Born to a family of what would eventually be seven people, I've always had a lot of input and company around me. There's my mother, my father, my older brother, my younger brother, and my two younger sisters. We have what you could call a full house.
My siblings and I, like I'm sure all others with brothers or sisters have experienced, went from friendly to perhaps vicious at times, then eventually grew out of those skins and became more or less functional, if not kindly. We all assumed our places in the Hierarchy of Siblings- my youngest sister as the stupid baby; the next oldest sister an intelligent but complaining wanna-be-but-no-longer-baby; my younger brother wanting to be as cool as my older brother, hence shunning any relationship with his sisters in thinking it'd somehow get him there; me, trying and failing to live up to my brother and always falling back into his shadow; and finally, my older brother himself, Luis, the leader type-of-kid, which is appropriate, noting the birth order.
I have a distinct memory of when it was clear he was the alpha of the pack of us all. We were in a car riding home from Duluth- what we were doing in Duluth is lost to me- and we were watching Scooby Doo. What's funny about it is that I never noticed this until much later: my three younger siblings and I only laughed when our eldest brother did. If he chuckled, we all were quick to follow. If one of us laughed and he did not, it died out quickly. It doesn't sound like anything meaningful, I'm sure, but believe me when I say it was and it is, in such a sense.
On a more recent note, I can recall that a little before Luis left for college, I realized that I would soon be the oldest of my siblings left at home. It struck me powerfully at dinner one night, when I looked at my brother sitting at the head of our side of the table, seeing that the greatest power among us was going into my inheritance; a fine amount of responsibility began to weigh heavily on my shoulders, even though it wasn't even quite there yet.
Somewhere along the transition, I began putting on my brother's air of confidence and self-like. I became more persuasive, like he had been; perhaps edging on bossy at times. He made me strive for myself- not just academically (i believe there was actually a lesser influence in that area), but socially and between myself and my family, instead of the grating I usually felt there. Once envying my brother for such easy and laid back relations with everyone, I now often share that sort of relation with, at the very least, most of my siblings (most of the time). Luis is such a likable person, and I've grown to match him for the most part.
Two years later, this is now my last year living with my family full-time. I am now ready to leave my home and find a new one- I know I couldn't have said that truthfully and comfortably without Luis. He expanded my leadership in a core way I was not aware of; I don't believe even he knows his impact on me. My brother's and my blood is the same, and though my path is different from his, I certainly carry a part of him with me, wherever I may go.

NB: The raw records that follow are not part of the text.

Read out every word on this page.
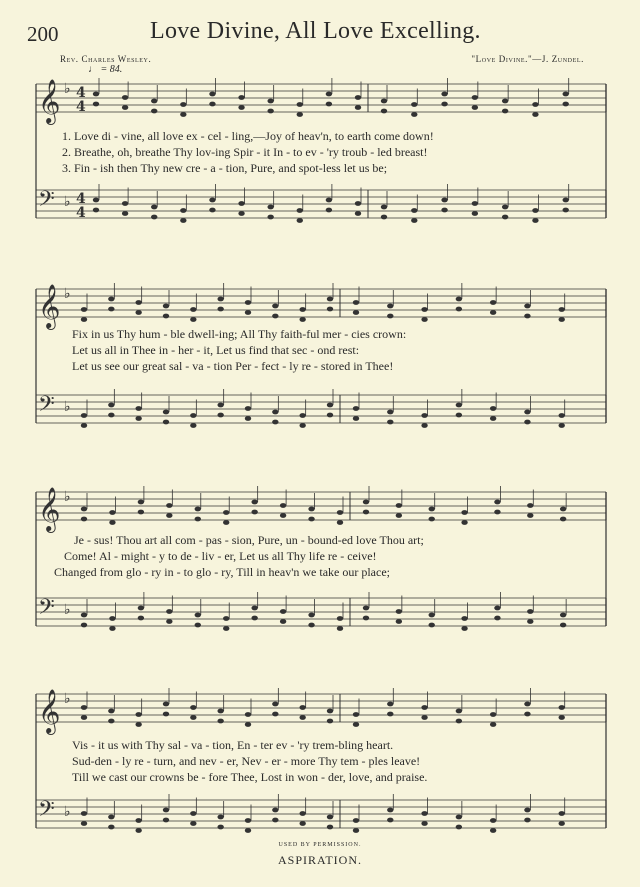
200	Love Divine, All Love Excelling.
Rev. Charles Wesley.	"Love Divine."—J. Zundel.
♩ = 84.
𝄞 ♭ 4
4
𝄢 ♭ 4
4
1. Love di - vine, all love ex - cel - ling,—Joy of heav'n, to earth come down!
2. Breathe, oh, breathe Thy lov-ing Spir - it In - to ev - 'ry troub - led breast!
3. Fin - ish then Thy new cre - a - tion, Pure, and spot-less let us be;
𝄞 ♭
𝄢 ♭
Fix in us Thy hum - ble dwell-ing; All Thy faith-ful mer - cies crown:
Let us all in Thee in - her - it, Let us find that sec - ond rest:
Let us see our great sal - va - tion Per - fect - ly re - stored in Thee!
𝄞 ♭
𝄢 ♭
Je - sus! Thou art all com - pas - sion, Pure, un - bound-ed love Thou art;
Come! Al - might - y to de - liv - er, Let us all Thy life re - ceive!
Changed from glo - ry in - to glo - ry, Till in heav'n we take our place;
𝄞 ♭
𝄢 ♭
Vis - it us with Thy sal - va - tion, En - ter ev - 'ry trem-bling heart.
Sud-den - ly re - turn, and nev - er, Nev - er - more Thy tem - ples leave!
Till we cast our crowns be - fore Thee, Lost in won - der, love, and praise.
USED BY PERMISSION.
ASPIRATION.
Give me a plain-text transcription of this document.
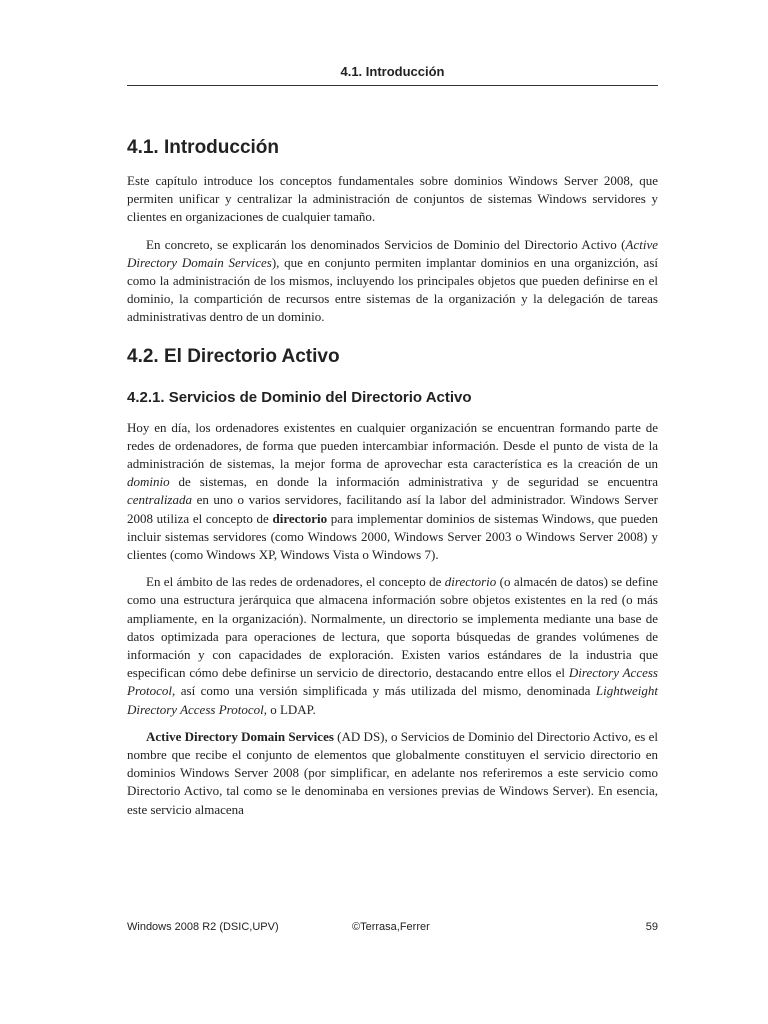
4.1. Introducción
4.1. Introducción

Este capítulo introduce los conceptos fundamentales sobre dominios Windows Server 2008, que permiten unificar y centralizar la administración de conjuntos de sistemas Windows servidores y clientes en organizaciones de cualquier tamaño.

En concreto, se explicarán los denominados Servicios de Dominio del Directorio Activo (Active Directory Domain Services), que en conjunto permiten implantar dominios en una organizción, así como la administración de los mismos, incluyendo los principales objetos que pueden definirse en el dominio, la compartición de recursos entre sistemas de la organización y la delegación de tareas administrativas dentro de un dominio.

4.2. El Directorio Activo
4.2.1. Servicios de Dominio del Directorio Activo

Hoy en día, los ordenadores existentes en cualquier organización se encuentran formando parte de redes de ordenadores, de forma que pueden intercambiar información. Desde el punto de vista de la administración de sistemas, la mejor forma de aprovechar esta característica es la creación de un dominio de sistemas, en donde la información administrativa y de seguridad se encuentra centralizada en uno o varios servidores, facilitando así la labor del administrador. Windows Server 2008 utiliza el concepto de directorio para implementar dominios de sistemas Windows, que pueden incluir sistemas servidores (como Windows 2000, Windows Server 2003 o Windows Server 2008) y clientes (como Windows XP, Windows Vista o Windows 7).

En el ámbito de las redes de ordenadores, el concepto de directorio (o almacén de datos) se define como una estructura jerárquica que almacena información sobre objetos existentes en la red (o más ampliamente, en la organización). Normalmente, un directorio se implementa mediante una base de datos optimizada para operaciones de lectura, que soporta búsquedas de grandes volúmenes de información y con capacidades de exploración. Existen varios estándares de la industria que especifican cómo debe definirse un servicio de directorio, destacando entre ellos el Directory Access Protocol, así como una versión simplificada y más utilizada del mismo, denominada Lightweight Directory Access Protocol, o LDAP.

Active Directory Domain Services (AD DS), o Servicios de Dominio del Directorio Activo, es el nombre que recibe el conjunto de elementos que globalmente constituyen el servicio directorio en dominios Windows Server 2008 (por simplificar, en adelante nos referiremos a este servicio como Directorio Activo, tal como se le denominaba en versiones previas de Windows Server). En esencia, este servicio almacena

Windows 2008 R2 (DSIC,UPV)	©Terrasa,Ferrer	59
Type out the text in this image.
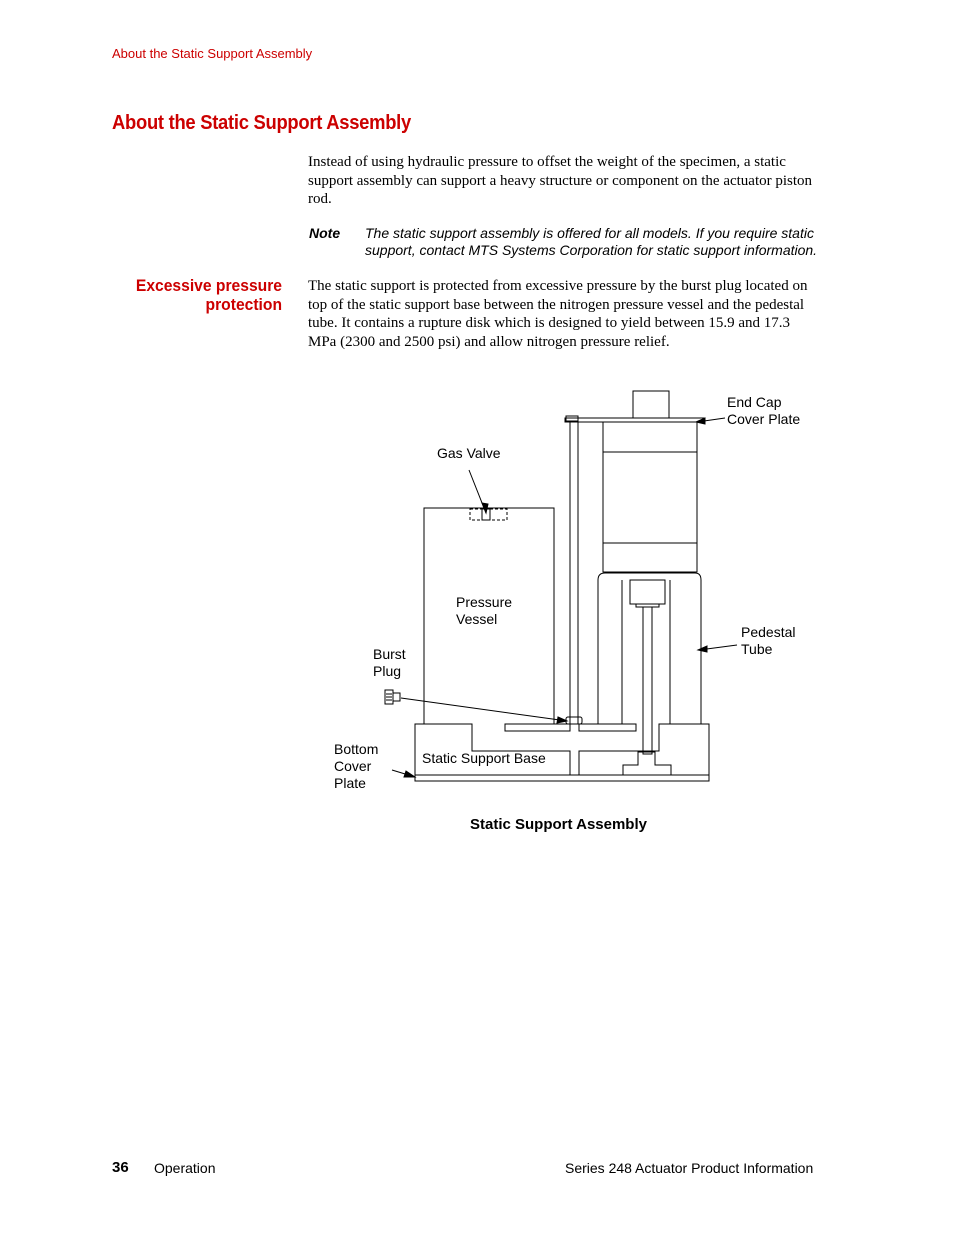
About the Static Support Assembly
About the Static Support Assembly
Instead of using hydraulic pressure to offset the weight of the specimen, a static support assembly can support a heavy structure or component on the actuator piston rod.
Note The static support assembly is offered for all models. If you require static support, contact MTS Systems Corporation for static support information.
Excessive pressure protection
The static support is protected from excessive pressure by the burst plug located on top of the static support base between the nitrogen pressure vessel and the pedestal tube. It contains a rupture disk which is designed to yield between 15.9 and 17.3 MPa (2300 and 2500 psi) and allow nitrogen pressure relief.
End Cap
Cover Plate
Gas Valve
Pressure
Vessel
Pedestal
Tube
Burst
Plug
Bottom
Cover
Plate
Static Support Base
Static Support Assembly
36 Operation	Series 248 Actuator Product Information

We both wrote about big brothers and I think this helps show what an influence they can be. I can't imagine being the role model to a younger sibling. I'm always the one doing the looking-up-to (no, not because I'm short). You probably don't realize it, but I bet all of your younger siblings try to emulate you in some way. They probably don't tell you, like you don't tell Luis. Family dynamics are so complex, fascinating, and even twisted at times, but I can tell that Luis has had an impact on you. I liked that you mentioned the hierarchy, because there is so much truth to it, especially in larger families. It was really emphasized in the Duluth memory, and I think it's important that you put in that story. I think it is interesting that your essay was solely about your siblings, and didn't include your parents. Siblings are a community in themselves.